Based on discussion during the inspection, Campo said improvements probably will include installing steel doors and a concrete or steel-reinforced wall to separate jail cells and the booking area from the dispatch and office areas. However, he cautioned that the list and cost won’t be known until the city receives the state’s determination letter, adding that he wasn’t told when to expect it.
Campo said he had spoken with Mayor Dennis Bring and Services Superintendent Pat Hastings about the potential cost of the upgrades. The original estimate was $50,000 to $60,000, but Campo said last week it could be far less. Options for the cash-strapped community to pay for upgrades include finding grant money, changing the jail’s certification from a 12-day facility to a 12-hour facility and shutting the jail, with the two latter options unlikely, according to Campo.
The two cells are mainly used for those arrested for violating municipal ordinances, while those booked on more serious charges, including felonies, are transferred to the Lorain County Jail, the chief explained. Examples of local infractions include speeding, failure to stop, minor auto accidents, curfew violations, dog at large, and loud music. Those cases are handled through Mayor's Court.
Warrants are issued for those convicted in Mayor's Court who don’t pay their fines and court costs. This occurs most often when someone fails to appear for a hearing.
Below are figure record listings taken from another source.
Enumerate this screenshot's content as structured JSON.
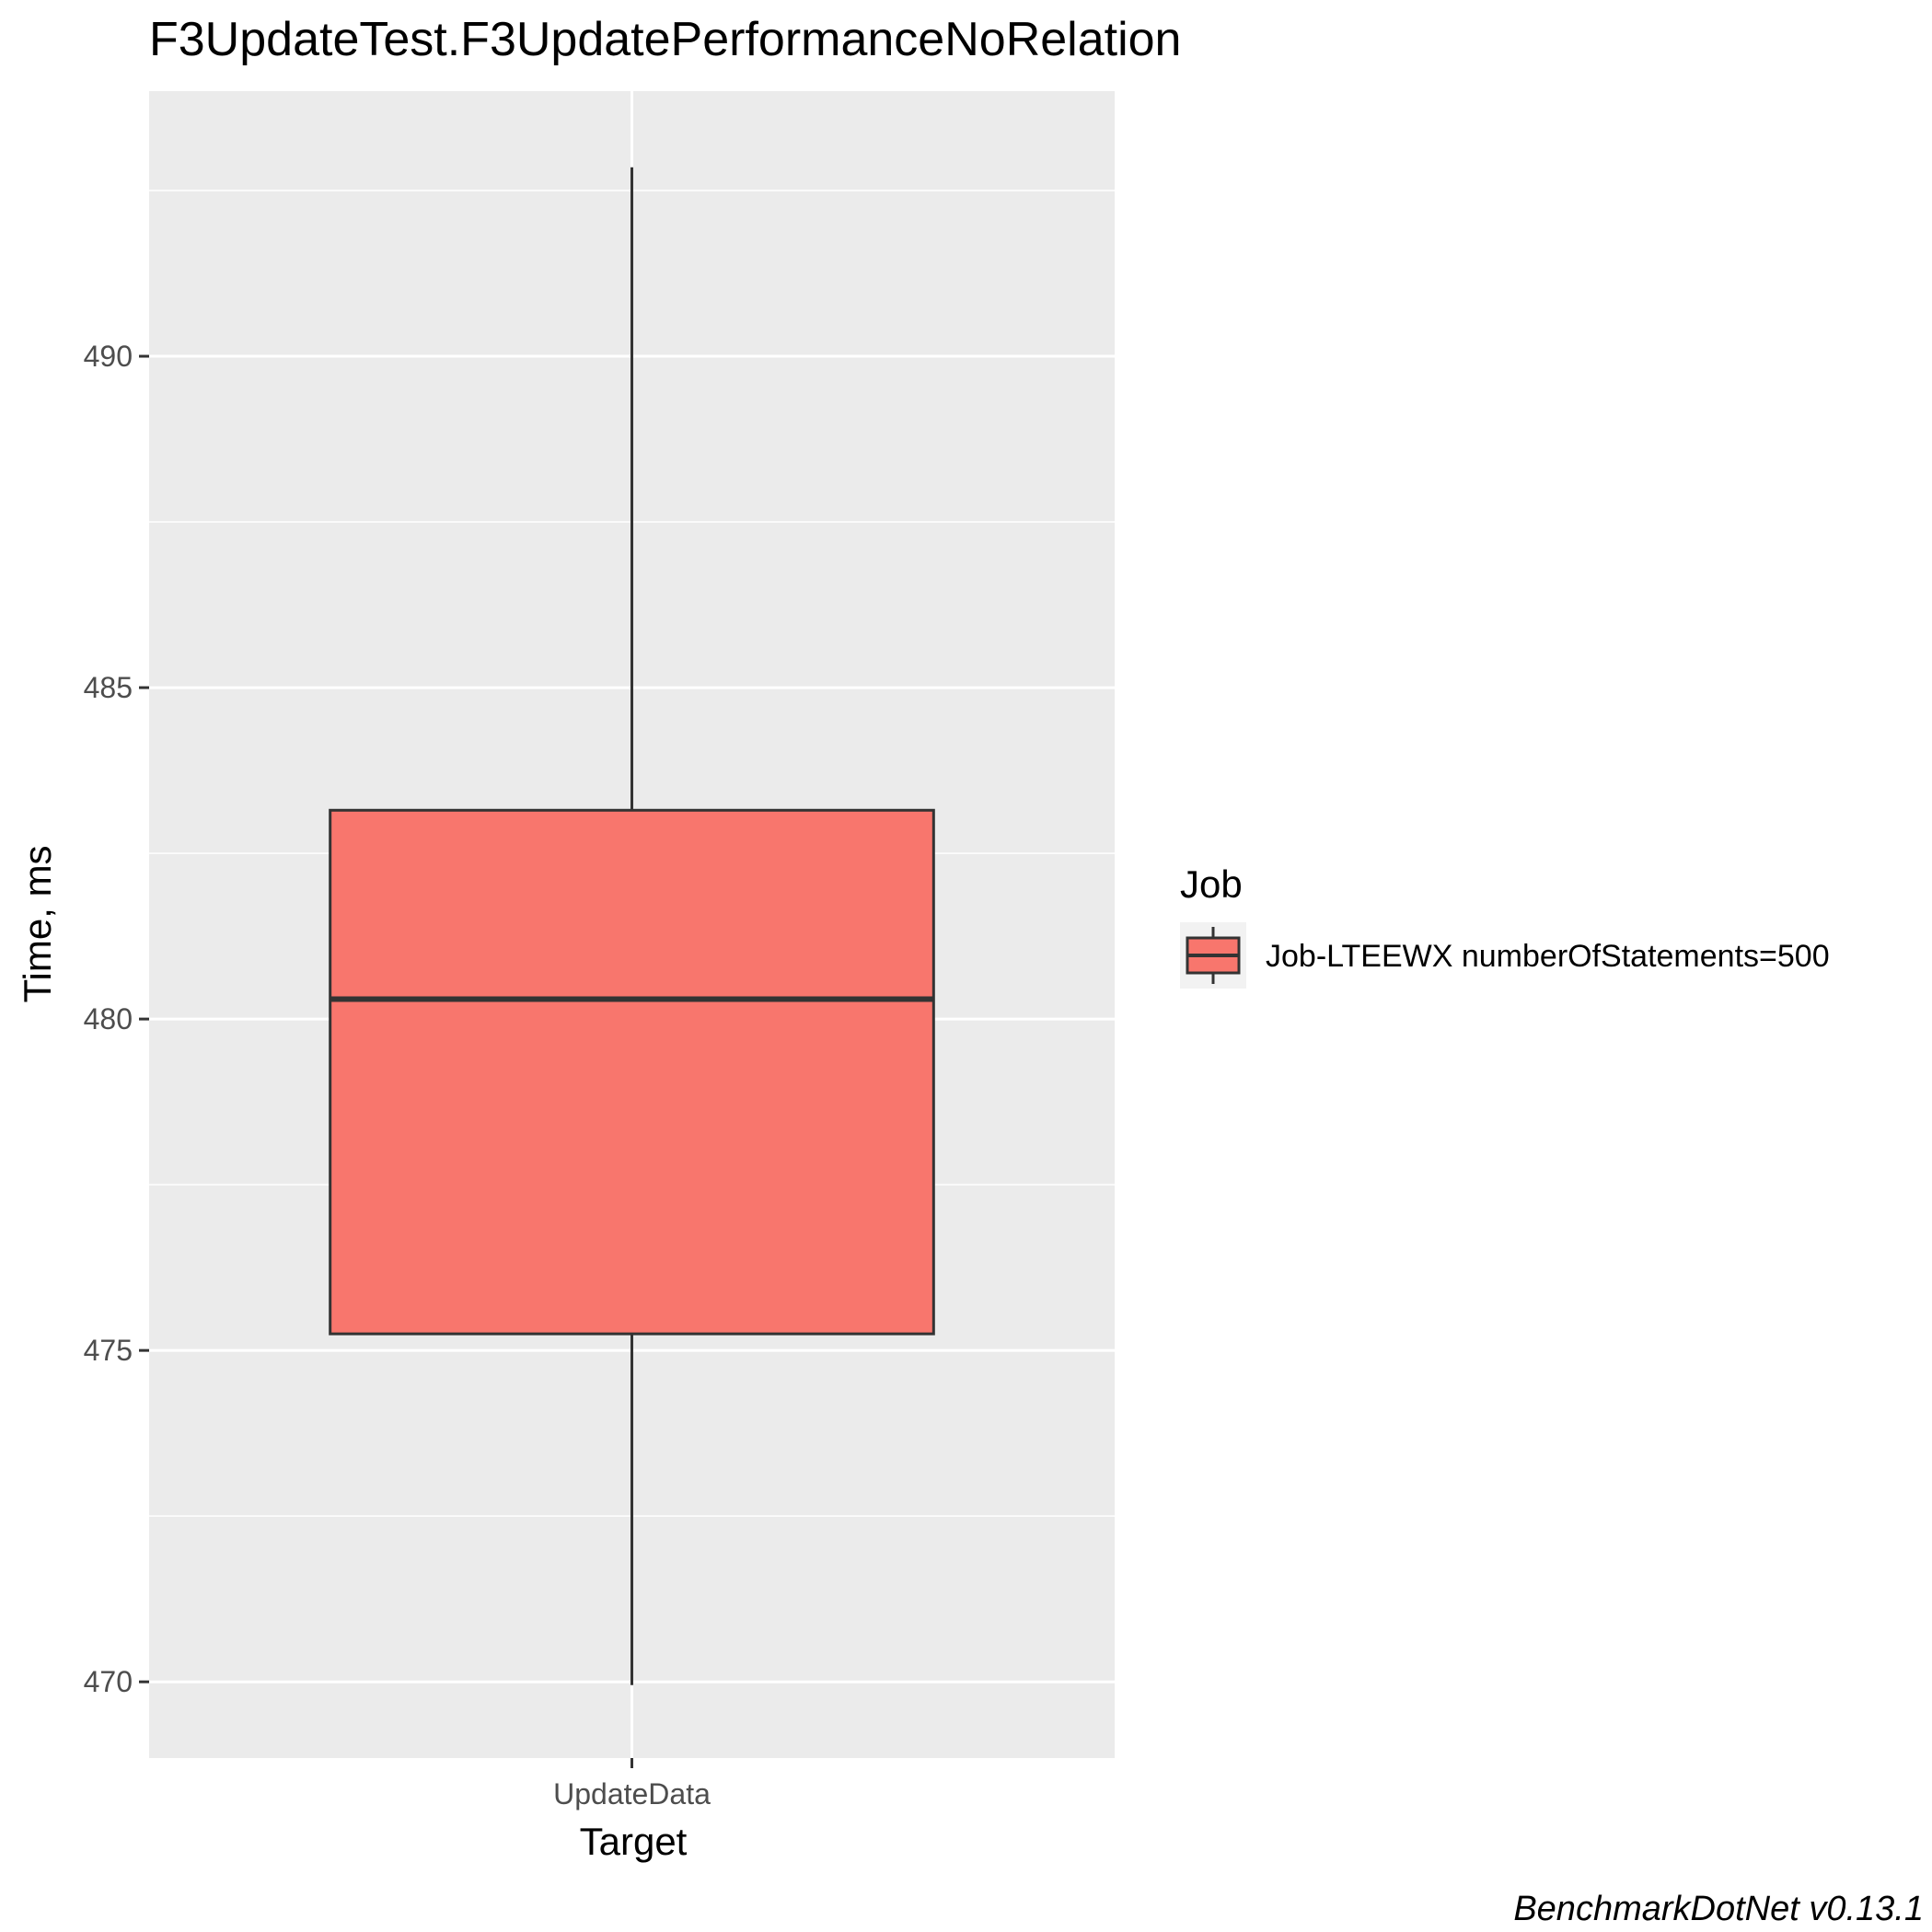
{
  "chart_data": {
    "type": "box",
    "title": "F3UpdateTest.F3UpdatePerformanceNoRelation",
    "xlabel": "Target",
    "ylabel": "Time, ms",
    "categories": [
      "UpdateData"
    ],
    "series": [
      {
        "name": "Job-LTEEWX numberOfStatements=500",
        "color": "#F8766D",
        "boxes": [
          {
            "category": "UpdateData",
            "min": 469.95,
            "q1": 475.25,
            "median": 480.3,
            "q3": 483.15,
            "max": 492.85
          }
        ]
      }
    ],
    "ylim": [
      468.85,
      494.0
    ],
    "yticks": [
      470,
      475,
      480,
      485,
      490
    ],
    "ytick_labels": [
      "470",
      "475",
      "480",
      "485",
      "490"
    ],
    "grid": true,
    "legend": {
      "title": "Job",
      "position": "right"
    },
    "caption": "BenchmarkDotNet v0.13.1",
    "panel_background": "#EBEBEB",
    "grid_color": "#FFFFFF"
  }
}
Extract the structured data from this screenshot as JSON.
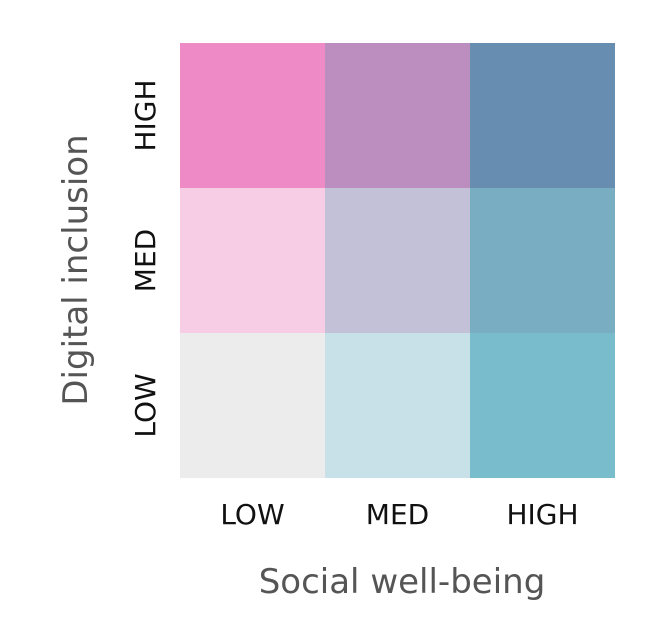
{
  "chart_data": {
    "type": "heatmap",
    "title": "",
    "xlabel": "Social well-being",
    "ylabel": "Digital inclusion",
    "x_categories": [
      "LOW",
      "MED",
      "HIGH"
    ],
    "y_categories": [
      "LOW",
      "MED",
      "HIGH"
    ],
    "cells": [
      {
        "x": "LOW",
        "y": "LOW",
        "color": "#ececec"
      },
      {
        "x": "MED",
        "y": "LOW",
        "color": "#c8e1e8"
      },
      {
        "x": "HIGH",
        "y": "LOW",
        "color": "#79bccb"
      },
      {
        "x": "LOW",
        "y": "MED",
        "color": "#f7cde6"
      },
      {
        "x": "MED",
        "y": "MED",
        "color": "#c2c1d8"
      },
      {
        "x": "HIGH",
        "y": "MED",
        "color": "#79adc2"
      },
      {
        "x": "LOW",
        "y": "HIGH",
        "color": "#ee8ac6"
      },
      {
        "x": "MED",
        "y": "HIGH",
        "color": "#bb8ebf"
      },
      {
        "x": "HIGH",
        "y": "HIGH",
        "color": "#678db0"
      }
    ],
    "grid": false,
    "legend": "none"
  }
}
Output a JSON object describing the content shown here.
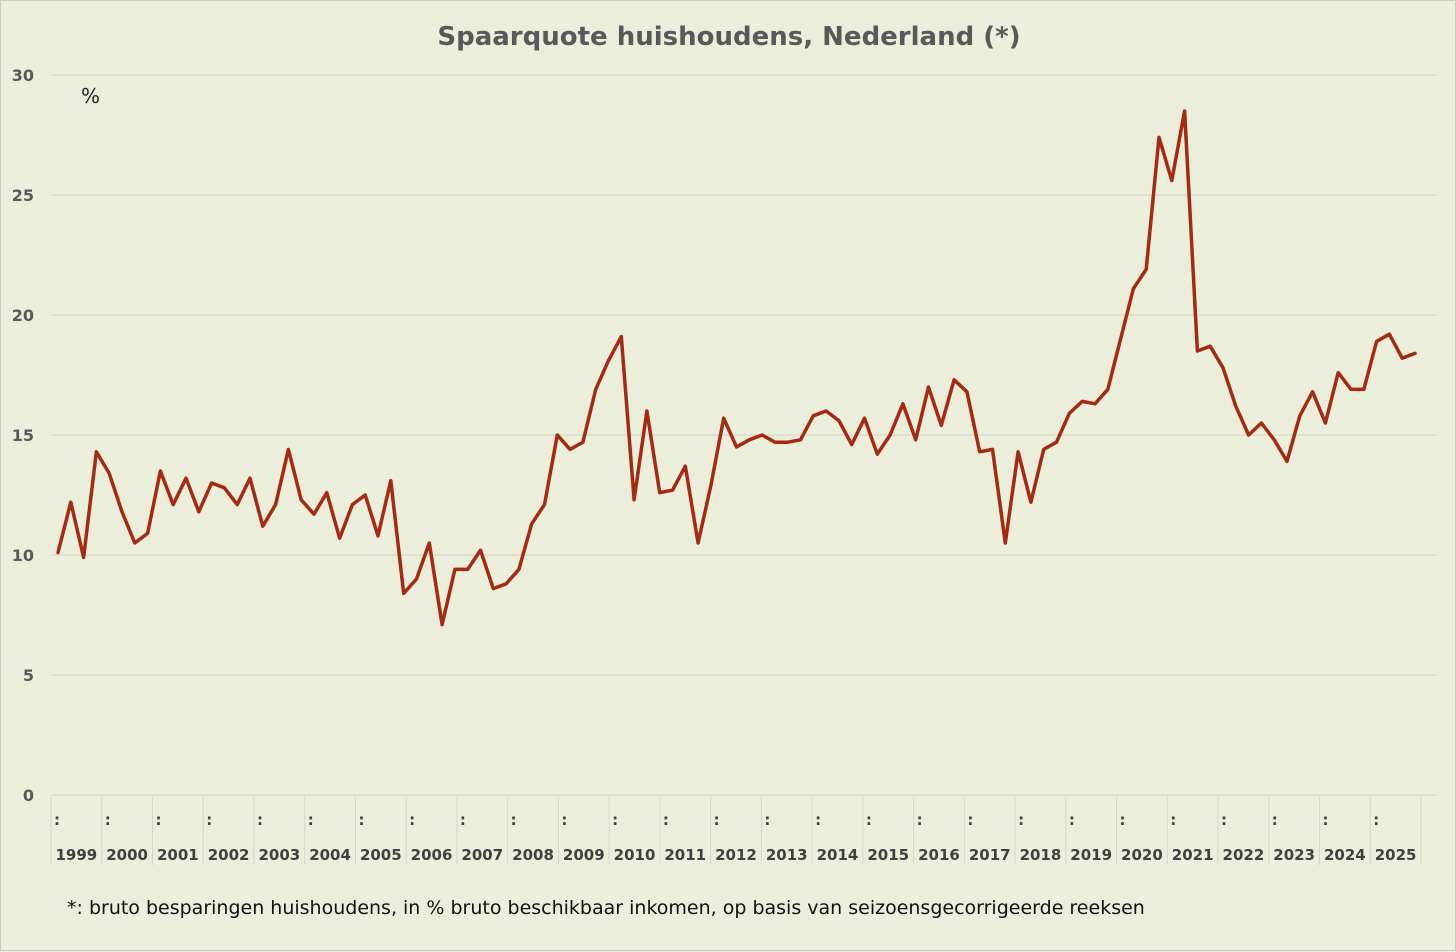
{
  "chart_data": {
    "type": "line",
    "title": "Spaarquote huishoudens, Nederland (*)",
    "unit_label": "%",
    "footnote": "*: bruto besparingen huishoudens, in % bruto beschikbaar inkomen, op basis van seizoensgecorrigeerde reeksen",
    "ylim": [
      0,
      30
    ],
    "y_ticks": [
      "0",
      "5",
      "10",
      "15",
      "20",
      "25",
      "30"
    ],
    "x_ticks": [
      "1999",
      "2000",
      "2001",
      "2002",
      "2003",
      "2004",
      "2005",
      "2006",
      "2007",
      "2008",
      "2009",
      "2010",
      "2011",
      "2012",
      "2013",
      "2014",
      "2015",
      "2016",
      "2017",
      "2018",
      "2019",
      "2020",
      "2021",
      "2022",
      "2023",
      "2024",
      "2025"
    ],
    "x_separator_label": ":",
    "grid": true,
    "line_color": "#a52a12",
    "series": [
      {
        "name": "Spaarquote huishoudens (%)",
        "frequency": "quarterly",
        "start": "1999Q1",
        "values": [
          10.1,
          12.2,
          9.9,
          14.3,
          13.4,
          11.8,
          10.5,
          10.9,
          13.5,
          12.1,
          13.2,
          11.8,
          13.0,
          12.8,
          12.1,
          13.2,
          11.2,
          12.1,
          14.4,
          12.3,
          11.7,
          12.6,
          10.7,
          12.1,
          12.5,
          10.8,
          13.1,
          8.4,
          9.0,
          10.5,
          7.1,
          9.4,
          9.4,
          10.2,
          8.6,
          8.8,
          9.4,
          11.3,
          12.1,
          15.0,
          14.4,
          14.7,
          16.9,
          18.1,
          19.1,
          12.3,
          16.0,
          12.6,
          12.7,
          13.7,
          10.5,
          12.9,
          15.7,
          14.5,
          14.8,
          15.0,
          14.7,
          14.7,
          14.8,
          15.8,
          16.0,
          15.6,
          14.6,
          15.7,
          14.2,
          15.0,
          16.3,
          14.8,
          17.0,
          15.4,
          17.3,
          16.8,
          14.3,
          14.4,
          10.5,
          14.3,
          12.2,
          14.4,
          14.7,
          15.9,
          16.4,
          16.3,
          16.9,
          19.0,
          21.1,
          21.9,
          27.4,
          25.6,
          28.5,
          18.5,
          18.7,
          17.8,
          16.2,
          15.0,
          15.5,
          14.8,
          13.9,
          15.8,
          16.8,
          15.5,
          17.6,
          16.9,
          16.9,
          18.9,
          19.2,
          18.2,
          18.4
        ]
      }
    ]
  }
}
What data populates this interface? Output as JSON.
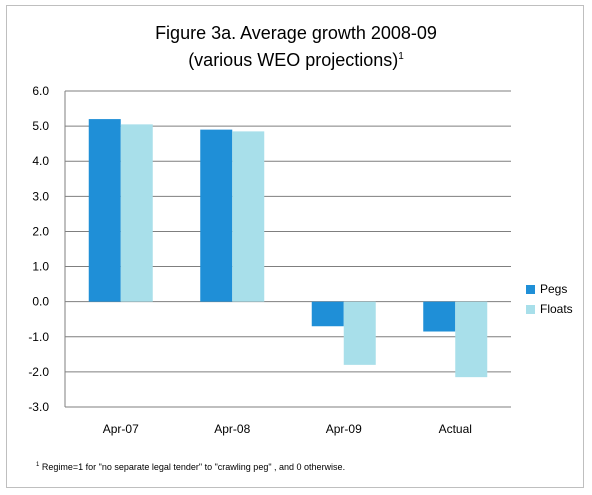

Once arrested on a warrant, they can be housed at the city jail until their fine is paid.
If the city closes the jail or reduces it to a 12-hour facility, those people would be taken to the county jail. However, the $80 daily cost of housing a prisoner in the county jail could quickly exceed the amount of the fine, meaning the city would lose money.
Meanwhile, Hastings will search for possible grant funding. Campo said he will not know until the state's letter arrives how long the city will have to complete any potential upgrades.